Hyperparameter Default Value
Hidden layers2 × 256 (actor and critic)
Learning rate3 × 10−4 (Adam, all networks + α)
Discount γ0.99
Soft update τ0.005
Target entropy H̄−dim(A)
Initial α0.2 (then auto-tuned)
Replay buffer size106
Batch size256
Warmup steps5,000–10,000 (random actions)
Updates per step1 (gradient step per environment step)

8 — SAC vs TD3 vs PPO

These three algorithms represent the dominant approaches to different RL problem settings. Choosing between them depends on your specific requirements.

Property PPO TD3 SAC
On/Off-Policy On-policy Off-policy Off-policy
Policy type Stochastic Deterministic Stochastic
Action space Discrete & continuous Continuous only Continuous (discrete variants exist)
Exploration Policy entropy + bonus Gaussian noise (manual) Entropy-driven (automatic)
Sample efficiency Low (on-policy) High High
Wall-clock efficiency High (parallel envs) Medium Medium
Hyperparameter sensitivity Medium Low–Medium Low (auto-tuned α)
Multi-modal behaviors Yes (stochastic) No (deterministic) Yes (entropy-encouraged)
Replay buffer No (uses rollout buffer) Yes Yes
Key innovation Clipped surrogate Twin critics + delay Max entropy + auto-α
When to use SAC: SAC is the go-to off-policy algorithm for continuous control. It's more robust than TD3 (automatic exploration tuning, no noise schedule needed), more sample-efficient than PPO (off-policy replay), and handles multi-modal tasks better than either.

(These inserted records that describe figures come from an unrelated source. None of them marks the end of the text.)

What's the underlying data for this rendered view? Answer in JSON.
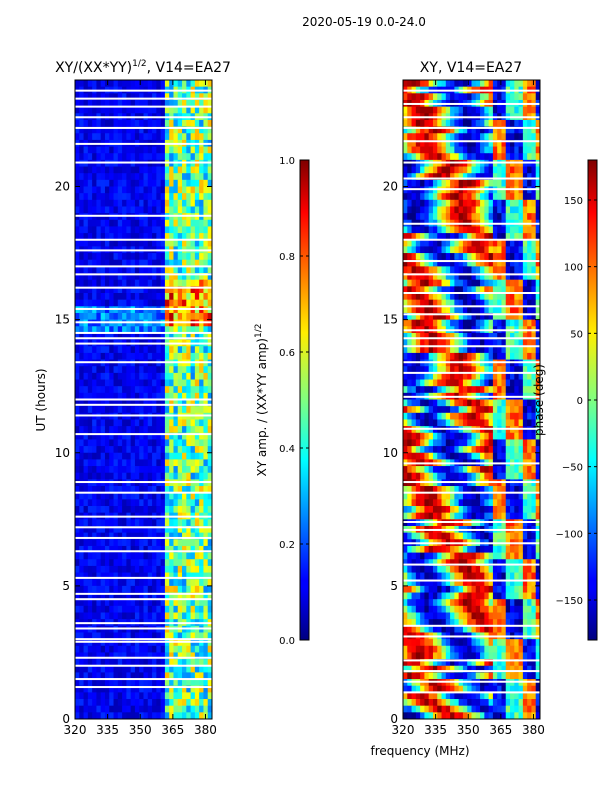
{
  "suptitle": "2020-05-19 0.0-24.0",
  "chart_data": [
    {
      "type": "heatmap",
      "title": "XY/(XX*YY)",
      "title_exponent": "1/2",
      "title_suffix": ", V14=EA27",
      "xlabel": "",
      "ylabel": "UT (hours)",
      "xlim": [
        320,
        383
      ],
      "ylim": [
        0,
        24
      ],
      "x_ticks": [
        320,
        335,
        350,
        365,
        380
      ],
      "y_ticks": [
        0,
        5,
        10,
        15,
        20
      ],
      "colorbar": {
        "label": "XY amp. / (XX*YY amp)",
        "label_exponent": "1/2",
        "range": [
          0.0,
          1.0
        ],
        "ticks": [
          "0.0",
          "0.2",
          "0.4",
          "0.6",
          "0.8",
          "1.0"
        ],
        "tick_values": [
          0.0,
          0.2,
          0.4,
          0.6,
          0.8,
          1.0
        ],
        "colormap": "jet"
      },
      "structure": "low amplitude (~0.1) below 361 MHz; patchy 0.3-0.7 band at 361-383 MHz; higher values near UT 15-16 h",
      "blank_rows_ut": [
        1.2,
        1.5,
        2.0,
        2.3,
        2.9,
        3.0,
        3.4,
        3.6,
        4.5,
        4.7,
        5.3,
        6.3,
        6.8,
        7.2,
        7.6,
        8.5,
        8.9,
        10.7,
        11.4,
        11.8,
        12.0,
        13.4,
        14.1,
        14.3,
        14.5,
        14.9,
        15.4,
        16.2,
        16.7,
        17.0,
        17.6,
        18.0,
        18.9,
        20.9,
        21.6,
        22.2,
        22.6,
        23.0,
        23.3,
        23.6
      ]
    },
    {
      "type": "heatmap",
      "title": "XY, V14=EA27",
      "xlabel": "frequency (MHz)",
      "ylabel": "",
      "xlim": [
        320,
        383
      ],
      "ylim": [
        0,
        24
      ],
      "x_ticks": [
        320,
        335,
        350,
        365,
        380
      ],
      "y_ticks": [
        0,
        5,
        10,
        15,
        20
      ],
      "colorbar": {
        "label": "phase (deg)",
        "range": [
          -180,
          180
        ],
        "ticks": [
          "150",
          "100",
          "50",
          "0",
          "−50",
          "−100",
          "−150"
        ],
        "tick_values": [
          150,
          100,
          50,
          0,
          -50,
          -100,
          -150
        ],
        "colormap": "jet"
      },
      "structure": "phase varies across full range; blocky structure in 361-383 MHz band; red/blue patches below 361 MHz",
      "blank_rows_ut": [
        1.0,
        1.4,
        1.8,
        2.2,
        3.1,
        3.5,
        5.2,
        5.8,
        6.6,
        7.1,
        7.4,
        8.5,
        8.9,
        9.6,
        10.9,
        12.1,
        13.0,
        13.4,
        14.0,
        14.3,
        14.6,
        15.2,
        15.5,
        16.0,
        16.7,
        17.2,
        18.0,
        18.6,
        19.9,
        20.3,
        20.9,
        21.7,
        22.2,
        22.6,
        23.1,
        23.6
      ]
    }
  ]
}
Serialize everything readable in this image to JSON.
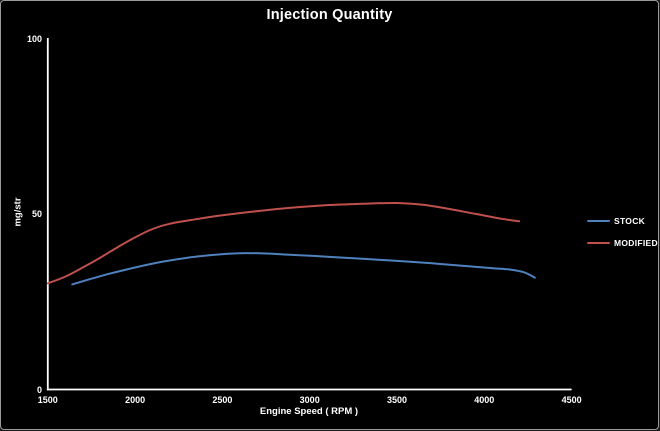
{
  "window": {
    "background": "#000000",
    "border_color": "#9a9a9a",
    "text_color": "#ffffff"
  },
  "chart_data": {
    "type": "line",
    "title": "Injection Quantity",
    "xlabel": "Engine Speed ( RPM )",
    "ylabel": "mg/str",
    "xlim": [
      1500,
      4500
    ],
    "ylim": [
      0,
      100
    ],
    "x_ticks": [
      1500,
      2000,
      2500,
      3000,
      3500,
      4000,
      4500
    ],
    "y_ticks": [
      0,
      50,
      100
    ],
    "grid": false,
    "legend_position": "right",
    "axis_color": "#ffffff",
    "series": [
      {
        "name": "STOCK",
        "color": "#4f81bd",
        "points": [
          [
            1640,
            30.0
          ],
          [
            1750,
            31.6
          ],
          [
            1850,
            33.0
          ],
          [
            2000,
            34.8
          ],
          [
            2150,
            36.4
          ],
          [
            2300,
            37.6
          ],
          [
            2450,
            38.4
          ],
          [
            2600,
            38.9
          ],
          [
            2750,
            38.8
          ],
          [
            2900,
            38.4
          ],
          [
            3100,
            37.9
          ],
          [
            3300,
            37.3
          ],
          [
            3500,
            36.7
          ],
          [
            3700,
            36.0
          ],
          [
            3900,
            35.2
          ],
          [
            4050,
            34.6
          ],
          [
            4150,
            34.2
          ],
          [
            4230,
            33.4
          ],
          [
            4290,
            31.9
          ]
        ]
      },
      {
        "name": "MODIFIED",
        "color": "#bf504d",
        "points": [
          [
            1500,
            30.3
          ],
          [
            1600,
            32.2
          ],
          [
            1700,
            34.8
          ],
          [
            1800,
            37.6
          ],
          [
            1900,
            40.6
          ],
          [
            2000,
            43.4
          ],
          [
            2100,
            45.8
          ],
          [
            2200,
            47.3
          ],
          [
            2350,
            48.6
          ],
          [
            2500,
            49.7
          ],
          [
            2700,
            50.9
          ],
          [
            2900,
            51.9
          ],
          [
            3100,
            52.6
          ],
          [
            3300,
            53.0
          ],
          [
            3500,
            53.2
          ],
          [
            3650,
            52.7
          ],
          [
            3800,
            51.5
          ],
          [
            3950,
            50.1
          ],
          [
            4100,
            48.7
          ],
          [
            4200,
            48.0
          ]
        ]
      }
    ]
  },
  "legend": {
    "stock_label": "STOCK",
    "modified_label": "MODIFIED"
  }
}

Use it when: (1) your action space is continuous, (2) you want sample efficiency, (3) your task may have multiple valid strategies, or (4) you want minimal hyperparameter tuning.
When NOT to use SAC: (1) Discrete action spaces (use PPO). (2) You have cheap simulation and need maximum throughput (PPO with parallel envs may be faster in wall-clock time). (3) Your task provably has a single optimal deterministic policy and you want maximum performance (TD3 may slightly outperform on some benchmarks).
The evolution: DDPG (2016) showed continuous control was possible → TD3 (2018) fixed DDPG's instability with twin critics, delay, and smoothing → SAC (2018) replaced handcrafted fixes with a principled entropy framework. SAC adopted TD3's twin critics but replaced delay and smoothing with entropy regularization, which provides similar benefits more elegantly.

9 — References

Haarnoja, T., Zhou, A., Abbeel, P., & Levine, S. (2018). Soft Actor-Critic: Off-Policy Maximum Entropy Deep Reinforcement Learning with a Stochastic Actor. ICML 2018.

Haarnoja, T., Zhou, A., Hartikainen, K., Tucker, G., Ha, S., Tan, J., Kumar, V., Zhu, H., Gupta, A., Abbeel, P., & Levine, S. (2019). Soft Actor-Critic Algorithms and Applications. arXiv:1812.05905.

Ziebart, B.D. (2010). Modeling Purposeful Adaptive Behavior with the Principle of Maximum Causal Entropy. PhD thesis, Carnegie Mellon University.

Fujimoto, S., van Hoof, H., & Meger, D. (2018). Addressing Function Approximation Error in Actor-Critic Methods. ICML 2018.

Kingma, D.P. & Welling, M. (2014). Auto-Encoding Variational Bayes. ICLR 2014. (Reparameterization trick origin.)

Schulman, J., Wolski, F., Dhariwal, P., Radford, A., & Klimov, O. (2017). Proximal Policy Optimization Algorithms. arXiv:1707.06347.